Auberge de Jeunesse Lausanne Jeunotel : réservation jusqu’au 31 mars

  • Dortoir (4 pers.) : CHF 46.60 par personne et par nuit
  • Chambre double, avec salle de bain : CH 64.60 par personne et par nuit
  • Chambre individuelle : CHF 89.60 par personne et par nuit

Hôtel AuLac

  • Chambre individuelle côté ville : CHF 148.10 par personne et par nuit
  • Chambre individuelle côté lac : CHF 168.10 par personne et par nuit

* Veuillez noter que les tarifs sont indicatifs et peuvent évoluer, selon la date à laquelle vous réservez votre logement.

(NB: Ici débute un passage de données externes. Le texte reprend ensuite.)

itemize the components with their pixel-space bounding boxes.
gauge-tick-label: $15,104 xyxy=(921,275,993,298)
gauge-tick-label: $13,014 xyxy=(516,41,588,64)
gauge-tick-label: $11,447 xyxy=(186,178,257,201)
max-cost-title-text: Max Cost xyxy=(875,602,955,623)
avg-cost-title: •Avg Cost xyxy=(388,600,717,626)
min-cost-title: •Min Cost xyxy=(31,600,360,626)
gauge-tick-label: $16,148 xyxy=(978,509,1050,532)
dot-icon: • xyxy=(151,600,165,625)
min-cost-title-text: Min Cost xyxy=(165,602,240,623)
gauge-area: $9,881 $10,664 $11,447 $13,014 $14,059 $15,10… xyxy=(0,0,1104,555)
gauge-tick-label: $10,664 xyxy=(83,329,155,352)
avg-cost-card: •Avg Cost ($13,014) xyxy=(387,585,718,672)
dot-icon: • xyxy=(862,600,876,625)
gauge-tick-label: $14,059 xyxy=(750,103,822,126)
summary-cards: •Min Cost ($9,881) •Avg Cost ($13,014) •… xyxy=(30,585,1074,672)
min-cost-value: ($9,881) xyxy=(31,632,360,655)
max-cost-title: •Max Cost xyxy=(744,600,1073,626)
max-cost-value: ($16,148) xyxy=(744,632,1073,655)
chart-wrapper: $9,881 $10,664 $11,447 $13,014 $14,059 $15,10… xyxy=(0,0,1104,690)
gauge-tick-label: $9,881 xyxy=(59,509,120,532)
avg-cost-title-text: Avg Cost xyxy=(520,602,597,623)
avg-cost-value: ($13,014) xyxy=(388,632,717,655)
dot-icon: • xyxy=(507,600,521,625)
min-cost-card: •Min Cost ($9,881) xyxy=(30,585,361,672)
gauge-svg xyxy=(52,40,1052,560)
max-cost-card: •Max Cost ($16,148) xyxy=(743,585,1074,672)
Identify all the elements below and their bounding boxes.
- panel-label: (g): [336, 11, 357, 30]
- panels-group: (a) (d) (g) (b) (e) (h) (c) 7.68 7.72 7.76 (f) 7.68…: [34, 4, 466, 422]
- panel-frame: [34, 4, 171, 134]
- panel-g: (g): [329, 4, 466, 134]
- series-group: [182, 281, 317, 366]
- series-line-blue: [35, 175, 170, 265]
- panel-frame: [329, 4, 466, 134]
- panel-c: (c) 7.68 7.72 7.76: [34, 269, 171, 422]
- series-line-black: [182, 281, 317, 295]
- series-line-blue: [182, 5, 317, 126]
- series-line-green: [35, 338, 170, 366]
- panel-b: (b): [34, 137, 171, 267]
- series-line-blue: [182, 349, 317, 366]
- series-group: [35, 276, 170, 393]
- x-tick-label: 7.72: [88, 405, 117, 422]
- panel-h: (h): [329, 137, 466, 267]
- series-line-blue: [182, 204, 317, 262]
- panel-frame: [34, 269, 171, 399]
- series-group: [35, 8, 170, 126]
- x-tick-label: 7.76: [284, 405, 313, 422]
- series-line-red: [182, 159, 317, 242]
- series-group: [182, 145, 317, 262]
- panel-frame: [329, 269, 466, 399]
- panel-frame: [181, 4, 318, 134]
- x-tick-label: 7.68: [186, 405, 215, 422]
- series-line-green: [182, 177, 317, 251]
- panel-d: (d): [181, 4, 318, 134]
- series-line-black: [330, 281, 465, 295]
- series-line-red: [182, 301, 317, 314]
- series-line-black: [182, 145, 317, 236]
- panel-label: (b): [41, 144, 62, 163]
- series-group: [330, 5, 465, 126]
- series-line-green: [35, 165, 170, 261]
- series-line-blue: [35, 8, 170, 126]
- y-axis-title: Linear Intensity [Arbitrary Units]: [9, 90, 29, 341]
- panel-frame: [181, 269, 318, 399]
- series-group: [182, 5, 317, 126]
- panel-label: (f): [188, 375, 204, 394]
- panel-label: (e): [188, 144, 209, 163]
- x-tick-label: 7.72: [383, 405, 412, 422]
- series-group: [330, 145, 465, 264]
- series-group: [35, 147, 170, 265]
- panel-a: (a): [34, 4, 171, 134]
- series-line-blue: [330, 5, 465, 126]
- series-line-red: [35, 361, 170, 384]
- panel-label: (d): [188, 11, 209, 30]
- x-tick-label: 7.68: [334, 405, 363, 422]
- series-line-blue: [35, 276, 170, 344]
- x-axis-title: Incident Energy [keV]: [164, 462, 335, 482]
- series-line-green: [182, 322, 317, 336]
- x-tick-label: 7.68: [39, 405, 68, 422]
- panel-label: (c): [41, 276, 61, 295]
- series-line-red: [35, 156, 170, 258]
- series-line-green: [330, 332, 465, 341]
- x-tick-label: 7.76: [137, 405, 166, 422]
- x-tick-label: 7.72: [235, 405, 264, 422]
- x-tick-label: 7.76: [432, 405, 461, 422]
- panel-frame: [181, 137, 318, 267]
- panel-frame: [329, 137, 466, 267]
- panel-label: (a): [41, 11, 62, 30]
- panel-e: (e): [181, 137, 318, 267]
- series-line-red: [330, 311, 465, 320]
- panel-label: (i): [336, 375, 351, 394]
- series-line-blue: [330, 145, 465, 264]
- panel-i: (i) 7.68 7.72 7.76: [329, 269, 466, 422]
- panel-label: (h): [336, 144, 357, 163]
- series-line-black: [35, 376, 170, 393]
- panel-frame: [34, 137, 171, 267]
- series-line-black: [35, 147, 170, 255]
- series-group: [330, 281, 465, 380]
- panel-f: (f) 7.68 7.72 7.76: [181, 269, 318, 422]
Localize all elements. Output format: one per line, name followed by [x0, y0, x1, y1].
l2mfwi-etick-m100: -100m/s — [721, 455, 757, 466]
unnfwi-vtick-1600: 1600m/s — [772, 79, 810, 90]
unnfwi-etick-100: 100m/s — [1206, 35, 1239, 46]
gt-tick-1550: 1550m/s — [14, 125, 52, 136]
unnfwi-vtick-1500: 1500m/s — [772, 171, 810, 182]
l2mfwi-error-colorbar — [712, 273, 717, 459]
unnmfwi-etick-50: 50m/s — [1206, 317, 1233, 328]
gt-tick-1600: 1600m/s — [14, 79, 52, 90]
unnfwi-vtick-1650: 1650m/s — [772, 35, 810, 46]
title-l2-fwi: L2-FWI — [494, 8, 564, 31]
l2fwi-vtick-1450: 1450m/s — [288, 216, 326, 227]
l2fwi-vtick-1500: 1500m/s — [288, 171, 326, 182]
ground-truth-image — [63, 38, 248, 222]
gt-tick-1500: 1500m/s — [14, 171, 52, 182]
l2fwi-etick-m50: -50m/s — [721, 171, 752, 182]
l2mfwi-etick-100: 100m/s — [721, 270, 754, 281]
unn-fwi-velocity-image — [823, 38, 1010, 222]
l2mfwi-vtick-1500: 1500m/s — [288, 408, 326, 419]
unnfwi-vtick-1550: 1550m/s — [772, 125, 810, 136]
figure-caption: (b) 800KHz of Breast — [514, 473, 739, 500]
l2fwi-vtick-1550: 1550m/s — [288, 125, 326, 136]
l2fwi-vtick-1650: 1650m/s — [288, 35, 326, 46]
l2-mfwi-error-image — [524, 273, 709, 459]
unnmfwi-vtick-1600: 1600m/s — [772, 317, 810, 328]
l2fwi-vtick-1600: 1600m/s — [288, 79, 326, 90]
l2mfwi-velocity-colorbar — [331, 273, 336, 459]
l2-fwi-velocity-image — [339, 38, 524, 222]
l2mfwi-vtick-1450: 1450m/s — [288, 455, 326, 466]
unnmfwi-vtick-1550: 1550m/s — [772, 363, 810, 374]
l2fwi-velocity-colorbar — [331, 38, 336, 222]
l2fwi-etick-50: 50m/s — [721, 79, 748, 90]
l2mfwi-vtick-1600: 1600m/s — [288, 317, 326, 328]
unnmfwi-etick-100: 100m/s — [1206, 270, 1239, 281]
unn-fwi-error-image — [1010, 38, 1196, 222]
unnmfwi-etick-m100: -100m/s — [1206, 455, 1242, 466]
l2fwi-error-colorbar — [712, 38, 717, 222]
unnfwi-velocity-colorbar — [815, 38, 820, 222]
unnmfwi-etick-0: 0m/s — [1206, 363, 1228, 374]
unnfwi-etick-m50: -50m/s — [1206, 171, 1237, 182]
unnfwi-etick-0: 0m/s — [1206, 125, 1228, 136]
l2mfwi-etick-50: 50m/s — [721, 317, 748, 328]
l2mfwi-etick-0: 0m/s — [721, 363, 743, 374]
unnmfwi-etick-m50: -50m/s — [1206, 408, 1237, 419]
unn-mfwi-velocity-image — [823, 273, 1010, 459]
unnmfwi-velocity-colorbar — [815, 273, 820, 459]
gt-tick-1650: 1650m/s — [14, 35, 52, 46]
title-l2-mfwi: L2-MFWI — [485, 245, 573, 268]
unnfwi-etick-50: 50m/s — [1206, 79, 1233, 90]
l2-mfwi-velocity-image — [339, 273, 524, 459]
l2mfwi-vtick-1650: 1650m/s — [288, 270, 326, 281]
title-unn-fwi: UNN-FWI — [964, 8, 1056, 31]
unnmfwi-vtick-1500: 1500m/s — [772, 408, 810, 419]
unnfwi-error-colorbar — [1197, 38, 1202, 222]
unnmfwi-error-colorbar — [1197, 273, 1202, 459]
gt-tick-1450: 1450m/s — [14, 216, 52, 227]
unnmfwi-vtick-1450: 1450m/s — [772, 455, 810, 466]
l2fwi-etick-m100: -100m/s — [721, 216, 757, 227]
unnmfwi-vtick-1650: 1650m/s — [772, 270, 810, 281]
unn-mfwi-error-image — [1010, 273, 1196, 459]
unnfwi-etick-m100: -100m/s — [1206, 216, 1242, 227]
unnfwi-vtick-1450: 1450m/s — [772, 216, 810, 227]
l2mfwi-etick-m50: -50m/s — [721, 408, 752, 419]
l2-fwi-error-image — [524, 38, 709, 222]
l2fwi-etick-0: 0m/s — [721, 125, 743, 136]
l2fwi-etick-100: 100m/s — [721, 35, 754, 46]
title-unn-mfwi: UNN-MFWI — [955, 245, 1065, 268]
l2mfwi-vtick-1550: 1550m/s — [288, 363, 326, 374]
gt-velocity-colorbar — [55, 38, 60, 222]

L’inscription à l’école d’été se fait directement sur le site en cliquant sur le bouton bleu ci-dessous.
Documents et informations à fournir

  1. Un curriculum vitae incluant vos coordonnées professionnelles actuelles et votre éventuelle liste de publications
  2. Une brève lettre de motivation d’une page expliquant la manière dont la participation à l’école d’été s’insère dans votre parcours doctoral
  3. Un résumé du texte que vous présenterez lors de l’école doctorale.

Lorsque votre dossier est complet, merci de cocher la case “complète” qui se trouve sous la section “Liste des inscriptions au cours”. Votre candidature sera examinée par les responsables académiques de l’école d’été. Les candidat·e·s sélectionné·e·s seront invité·e·s à payer les frais d’inscription dans les 15 jours suivant l’approbation de leur candidature. L’inscription sera confirmée après réception du paiement.

Cette école d’été est organisée en collaboration avec l’Université libre de Bruxelles, l’Université Laval et Sciences Po Bordeaux. Nos remerciements vont également à l’Institut d’études politiques, historiques et internationales qui soutient cette école.